The signal processing device according to claim 1. 10. A sonar device for forming a receiving beam sequentially in different directions to search a wide range direction, comprising: a receiving transducer having a plurality of elements each receiving an echo signal of a predetermined frequency; and an echo received by each element.

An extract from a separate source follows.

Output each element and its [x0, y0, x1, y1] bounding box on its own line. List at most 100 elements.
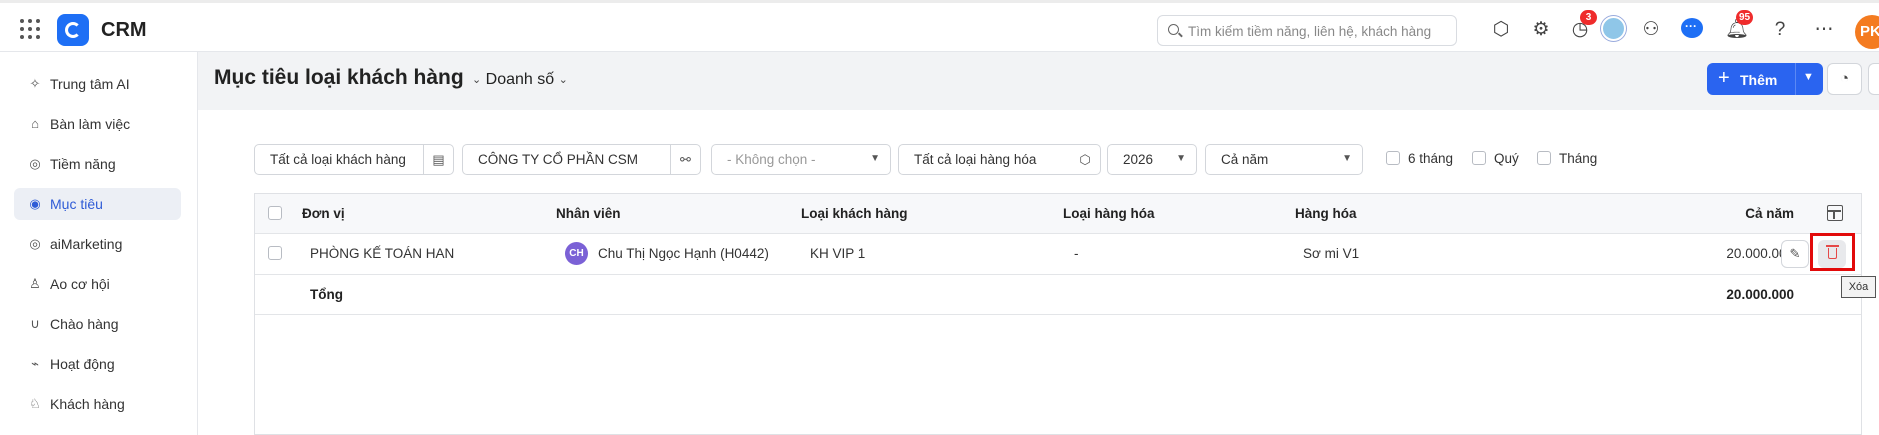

A multiplexer for multiplexing signals into systems having less than the number of elements, an AD converter for sampling echo signals of each element in each system and outputting complex sampling data, and a phase relationship between the complex sampling data of each element And a signal processing unit that forms a reception beam in a predetermined direction while shifting the phase of each sampled data so that is predetermined. 11. The signal processing unit stores a multiplier for preliminarily multiplying a coefficient for shifting a phase of the complex sampling data of each element and a coefficient for forming a reception beam with the complex sampling data of each element. 10. The sonar device according to claim 9, wherein the multiplier is multiplied by the complex sampling data of each element to simultaneously perform the phase shift and the formation of the received beam. 12. A sonar device for forming a receiving beam sequentially in mutually different directions to search in a wide range direction, comprising: a receiving transducer having a plurality of elements each receiving an echo signal of a predetermined frequency f (= 1 / T); A multiplexer for multiplexing the echo signals received by each element into a system having less than the number of elements, and a multiplexer which divides the echo signal of each element in each system from a predetermined sampling time and from the predetermined sampling time to (n
An AD converter that samples at two times after (+) T and outputs them as complex sampling data of each element; and converts each sampling data so that the phase relationship between the complex sampling data of each element becomes predetermined. And a signal processing unit that forms a received beam in a predetermined direction while shifting the phase.